Ashford Park, Lauren Willig

Publié le par Joyce

Ashford Park, Lauren Willig

Ashford Park, Lauren Willig

Orpheline à cinq ans, recueillie par un oncle indifférent, Addie ne s'est jamais sentie à la hauteur de sa cousine Bea, plus belle, plus riche, plus sociable. Cette dernière a pourtant été son unique alliée durant toute son enfance.
Pendant la Grande Guerre, leurs chemins se séparent quand Addie s'engage comme infirmière. Quelques années plus tard, Bea, jeune mariée délaissée, séduit le soupirant d'Addie et s'enfuit avec lui en Afrique. Contre toute attente, quand Bea l'appelle à l'aide et la supplie de les rejoindre au Kenya, Addie n'hésite pas une seule seconde. Si les retrouvailles ne sont pas celles qu'elle espérait, elles laissent entrevoir à la jeune femme un tout autre avenir.

New York, 1999, Clémentine se rend chez sa grand-mère pour son quatre-vingt-dix neuvième anniversaire et découvre au détour d'une conversation un secret familial que l'on pensait oublié depuis des années.

The Tatler, proclamait le titre, en lettres ornementées dans un cadre Art déco. En-dessous, on voyait une photo de Béa, la cousine de grand-maman, vêtue d'une élégante tenue de voyage, sur le pont d'un navire, des fleurs plein les bras; à côté d'elle se tenait un homme qui présentait une forte ressemblance avec grand-papa Frederick, tel q'il apparaissait sur les vieux clichés dans l'appartement de sa grand-mère.
Sous l'image, la légende disait : LADY BEATRICE DESBOROUGH ET L'HONORABLE FREDERICK DESBOROUGH.

MON AVIS

 

J'ai trouvé le rythme de la première moitié du roman plutôt lente avec peu d'action au début. Je m'en suis un peu étonnée me disant que si cela continuait ainsi, j'allais lire pour la première fois ce type de roman avec une intrigre plutôt pauvre en événements et peu intéressante, me demandant où l'auteure voulait en venir.

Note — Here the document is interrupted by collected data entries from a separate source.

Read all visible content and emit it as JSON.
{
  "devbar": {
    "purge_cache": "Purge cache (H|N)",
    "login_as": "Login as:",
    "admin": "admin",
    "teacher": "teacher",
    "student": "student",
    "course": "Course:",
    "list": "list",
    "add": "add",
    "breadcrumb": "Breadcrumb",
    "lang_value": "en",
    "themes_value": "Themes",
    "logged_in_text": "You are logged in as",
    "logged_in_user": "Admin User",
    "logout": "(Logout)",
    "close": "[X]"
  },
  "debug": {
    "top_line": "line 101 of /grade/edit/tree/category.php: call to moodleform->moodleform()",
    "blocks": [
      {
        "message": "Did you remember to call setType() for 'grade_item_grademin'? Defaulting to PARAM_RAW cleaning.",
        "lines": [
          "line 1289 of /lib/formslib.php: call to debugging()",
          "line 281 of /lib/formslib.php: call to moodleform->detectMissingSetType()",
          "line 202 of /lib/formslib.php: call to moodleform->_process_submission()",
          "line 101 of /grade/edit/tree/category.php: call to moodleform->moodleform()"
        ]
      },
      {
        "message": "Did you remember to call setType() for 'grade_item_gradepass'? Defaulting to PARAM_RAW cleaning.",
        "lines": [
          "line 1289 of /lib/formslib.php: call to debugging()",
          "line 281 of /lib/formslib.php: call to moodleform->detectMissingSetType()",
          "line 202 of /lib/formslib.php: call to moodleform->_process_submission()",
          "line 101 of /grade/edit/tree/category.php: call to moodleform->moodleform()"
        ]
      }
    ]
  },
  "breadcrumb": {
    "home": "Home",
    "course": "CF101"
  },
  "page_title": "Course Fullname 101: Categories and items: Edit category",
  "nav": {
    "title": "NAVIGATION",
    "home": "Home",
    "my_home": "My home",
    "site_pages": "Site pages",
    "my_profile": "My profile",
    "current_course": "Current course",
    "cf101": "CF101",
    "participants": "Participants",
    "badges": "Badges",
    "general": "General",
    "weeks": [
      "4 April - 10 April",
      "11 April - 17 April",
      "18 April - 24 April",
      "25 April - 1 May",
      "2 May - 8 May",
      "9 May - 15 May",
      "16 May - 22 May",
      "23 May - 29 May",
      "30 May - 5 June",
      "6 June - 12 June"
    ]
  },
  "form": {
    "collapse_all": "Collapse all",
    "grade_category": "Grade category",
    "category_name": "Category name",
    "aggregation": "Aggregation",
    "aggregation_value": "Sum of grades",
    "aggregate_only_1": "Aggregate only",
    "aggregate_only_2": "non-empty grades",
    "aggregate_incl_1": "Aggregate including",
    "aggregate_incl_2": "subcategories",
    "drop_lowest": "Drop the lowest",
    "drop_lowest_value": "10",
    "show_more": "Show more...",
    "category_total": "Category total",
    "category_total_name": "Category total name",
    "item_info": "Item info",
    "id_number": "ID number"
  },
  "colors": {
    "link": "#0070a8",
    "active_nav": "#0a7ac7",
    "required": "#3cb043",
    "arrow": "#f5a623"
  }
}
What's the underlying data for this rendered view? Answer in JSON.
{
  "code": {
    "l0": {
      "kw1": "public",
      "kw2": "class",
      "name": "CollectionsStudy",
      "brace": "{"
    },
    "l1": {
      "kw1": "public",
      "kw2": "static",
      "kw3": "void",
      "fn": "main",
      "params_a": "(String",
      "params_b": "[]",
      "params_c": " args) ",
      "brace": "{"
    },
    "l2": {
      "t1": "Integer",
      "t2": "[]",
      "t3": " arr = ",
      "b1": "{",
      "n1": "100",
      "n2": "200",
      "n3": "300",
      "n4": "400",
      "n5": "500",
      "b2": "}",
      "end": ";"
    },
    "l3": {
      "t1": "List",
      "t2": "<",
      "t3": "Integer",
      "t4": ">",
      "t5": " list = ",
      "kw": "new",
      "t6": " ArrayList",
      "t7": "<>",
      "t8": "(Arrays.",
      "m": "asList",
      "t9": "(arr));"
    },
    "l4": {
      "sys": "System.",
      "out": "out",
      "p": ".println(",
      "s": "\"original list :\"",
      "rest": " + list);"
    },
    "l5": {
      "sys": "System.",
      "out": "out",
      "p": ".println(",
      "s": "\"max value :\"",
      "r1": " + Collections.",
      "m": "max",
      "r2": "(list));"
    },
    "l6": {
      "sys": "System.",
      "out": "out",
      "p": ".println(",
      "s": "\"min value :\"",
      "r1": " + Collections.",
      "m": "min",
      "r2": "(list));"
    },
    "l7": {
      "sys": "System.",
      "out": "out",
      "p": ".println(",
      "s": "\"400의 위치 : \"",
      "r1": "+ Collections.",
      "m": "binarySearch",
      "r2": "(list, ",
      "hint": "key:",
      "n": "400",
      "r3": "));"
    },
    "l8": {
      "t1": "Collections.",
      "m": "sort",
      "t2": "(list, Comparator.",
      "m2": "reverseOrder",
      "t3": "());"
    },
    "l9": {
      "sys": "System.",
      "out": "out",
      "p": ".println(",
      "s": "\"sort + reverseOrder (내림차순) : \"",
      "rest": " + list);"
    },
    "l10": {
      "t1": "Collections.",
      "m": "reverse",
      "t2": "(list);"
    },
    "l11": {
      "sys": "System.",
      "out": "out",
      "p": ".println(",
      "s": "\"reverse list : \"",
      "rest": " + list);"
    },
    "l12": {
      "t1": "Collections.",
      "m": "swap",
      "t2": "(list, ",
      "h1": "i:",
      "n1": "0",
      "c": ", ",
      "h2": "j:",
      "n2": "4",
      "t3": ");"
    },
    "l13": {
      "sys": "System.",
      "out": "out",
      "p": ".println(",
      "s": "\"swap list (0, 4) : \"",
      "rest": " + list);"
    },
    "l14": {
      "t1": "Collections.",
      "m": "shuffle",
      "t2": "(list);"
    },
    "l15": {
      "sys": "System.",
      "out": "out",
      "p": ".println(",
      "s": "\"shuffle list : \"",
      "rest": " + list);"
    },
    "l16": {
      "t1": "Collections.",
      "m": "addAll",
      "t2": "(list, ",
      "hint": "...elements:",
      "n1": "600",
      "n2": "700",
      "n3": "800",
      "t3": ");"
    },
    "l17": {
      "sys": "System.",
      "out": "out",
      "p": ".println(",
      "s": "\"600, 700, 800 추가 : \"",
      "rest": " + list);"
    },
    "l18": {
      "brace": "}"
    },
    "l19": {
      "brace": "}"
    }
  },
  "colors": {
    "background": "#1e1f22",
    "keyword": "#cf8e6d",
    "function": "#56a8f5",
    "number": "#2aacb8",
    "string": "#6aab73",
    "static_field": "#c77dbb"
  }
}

En fait, cela m'a apparu ensuite comme une longue introduction, une mise en situation, avant qu'un événement fasse évoluer l'action grandement à la moitié du livre, environ une cinquantaine de pages avant la deuxième partie. Et là, c'est devenu passionnant jusqu'à la fin au point d'avoir éprouvé l'envie que cela continue, que l'on m'en dise encore plus sur le vécu des personnages principaux. La première partie intitulée "Ashford" est autant à l'image de la vie calme et morne des deux cousines durant leur jeune âge que la seconde intitulée  "Kenya" l'est de la vie âgitée et flamboyantes des jeunes femmes qu'elles sont devenues et de leurs amours.

Cela a été agréable de suivre toute une vie, celle des deux personnages féminins principaux et des liens qui en ont découlé sur le devenir de leurs descendantes.

Au final, c'est une lecture que je recommande.  

-Ce sont les faibles, pas les forts, qui ont recours à la méchanceté, comme les animaux acculés. C'est un réflexe défensif.